I was running a simple SELECT query
SELECT
time_bucket('5m', time) AS bucket,
AVG(value)
FROM
data_points
WHERE
run_id IN (1884, 1885, 1886, 1887, 1888, 1889, 1890, 1891, 1892)
AND time >= NOW() - INTERVAL '60m'
AND time <= NOW() - INTERVAL '30m'
GROUP BY
bucket
Which took over three minutes just to get several rows. But then when reduce the number of values in the line run_id IN
to under 8 values, the query completes in a split second. Here are the explain analyze results:
Fast:
HashAggregate (cost=354234.98..363680.07 rows=381379 width=44) (actual time=1.249..1.251 rows=0 loops=1)
Group Key: time_bucket('00:05:00'::interval, d.""time""), d.run_id
Planned Partitions: 4 Batches: 1 Memory Usage: 3097kB
-> Result (cost=0.58..339650.21 rows=381379 width=16) (actual time=0.323..0.325 rows=0 loops=1)
-> Custom Scan (ChunkAppend) on data_points d (cost=0.58..334882.97 rows=381379 width=16) (actual time=0.322..0.323 rows=0 loops=1)
Chunks excluded during startup: 0
-> Index Scan using _hyper_1_143_chunk_ix_device_time on _hyper_1_143_chunk d_1 (cost=0.58..334882.97 rows=381379 width=16) (actual time=0.317..0.317 rows=0 loops=1)
Index Cond: ((run_id = ANY ('{1884,1885,1886,1887,1888,1889,1890}'::integer[])) AND (""time"" >= (now() - '01:00:00'::interval)) AND (""time"" <= (now() - '00:30:00'::interval)))
Planning Time: 1.811 ms
Execution Time: 4.623 ms
Slow:
Finalize GroupAggregate (cost=345807.08..387824.05 rows=425172 width=44) (actual time=208425.622..208532.798 rows=0 loops=1)

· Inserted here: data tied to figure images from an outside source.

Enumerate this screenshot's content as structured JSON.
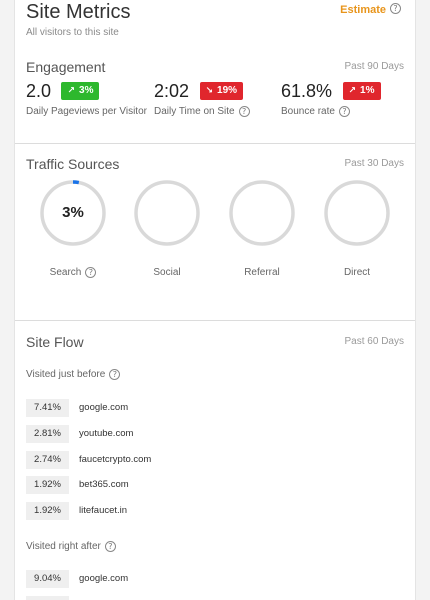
{
  "header": {
    "title": "Site Metrics",
    "subtitle": "All visitors to this site",
    "estimate_label": "Estimate"
  },
  "engagement": {
    "title": "Engagement",
    "period": "Past 90 Days",
    "metrics": [
      {
        "value": "2.0",
        "change": "3%",
        "direction": "up",
        "label": "Daily Pageviews per Visitor"
      },
      {
        "value": "2:02",
        "change": "19%",
        "direction": "down",
        "label": "Daily Time on Site"
      },
      {
        "value": "61.8%",
        "change": "1%",
        "direction": "up",
        "label": "Bounce rate"
      }
    ]
  },
  "traffic": {
    "title": "Traffic Sources",
    "period": "Past 30 Days",
    "sources": [
      {
        "label": "Search",
        "value": "3%",
        "fraction": 0.03
      },
      {
        "label": "Social",
        "value": "",
        "fraction": 0
      },
      {
        "label": "Referral",
        "value": "",
        "fraction": 0
      },
      {
        "label": "Direct",
        "value": "",
        "fraction": 0
      }
    ]
  },
  "flow": {
    "title": "Site Flow",
    "period": "Past 60 Days",
    "before_heading": "Visited just before",
    "before": [
      {
        "pct": "7.41%",
        "site": "google.com"
      },
      {
        "pct": "2.81%",
        "site": "youtube.com"
      },
      {
        "pct": "2.74%",
        "site": "faucetcrypto.com"
      },
      {
        "pct": "1.92%",
        "site": "bet365.com"
      },
      {
        "pct": "1.92%",
        "site": "litefaucet.in"
      }
    ],
    "after_heading": "Visited right after",
    "after": [
      {
        "pct": "9.04%",
        "site": "google.com"
      }
    ]
  },
  "colors": {
    "up": "#2db82d",
    "down": "#e0262d",
    "ring_track": "#d9d9d9",
    "ring_fill": "#1a73e8",
    "estimate": "#e8951c"
  },
  "icons": {
    "help": "question-circle-icon",
    "trend_up": "trend-up-icon",
    "trend_down": "trend-down-icon"
  }
}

Group Key: (time_bucket('00:05:00'::interval, d.""time"")), d.run_id
-> Gather Merge (cost=345807.08..379570.72 rows=250101 width=44) (actual time=208425.605..208532.779 rows=0 loops=1)
Workers Planned: 1
Workers Launched: 1
-> Partial GroupAggregate (cost=344807.07..350434.34 rows=250101 width=44) (actual time=208201.992..208201.997 rows=0 loops=2)
Group Key: (time_bucket('00:05:00'::interval, d.""time"")), d.run_id
-> Sort (cost=344807.07..345432.32 rows=250101 width=16) (actual time=208201.987..208201.991 rows=0 loops=2)
Sort Key: (time_bucket('00:05:00'::interval, d.""time"")), d.run_id
Sort Method: quicksort Memory: 25kB
Worker 0: Sort Method: quicksort Memory: 25kB
-> Result (cost=0.58..322382.83 rows=250101 width=16) (actual time=208201.862..208201.865 rows=0 loops=2)
-> Parallel Custom Scan (ChunkAppend) on data_points d (cost=0.58..319256.56 rows=250101 width=16) (actual time=208201.859..208201.862 rows=0 loops=2)
Chunks excluded during startup: 0
-> Parallel Index Scan using _hyper_1_143_chunk_data_points_time_idx on _hyper_1_143_chunk d_1 (cost=0.58..319256.56 rows=250101 width=16) (actual time=208201.823..208201.824 rows=0 loops=2)
Index Cond: ((""time"" >= (now() - '01:00:00'::interval)) AND (""time"" >= '2025-01-03 11:51:27.887799+07'::timestamp with time zone) AND (""time"" <= (now() - '00:30:00'::interval)))
Filter: (run_id = ANY ('{1884,1885,1886,1887,1888,1889,1890,1891}'::integer[]))
Rows Removed by Filter: 4907252
Planning Time: 1.254 ms
Execution Time: 208533.089 ms
Why does adding a few more values make the query engine do so much more work? Any help is appreciated.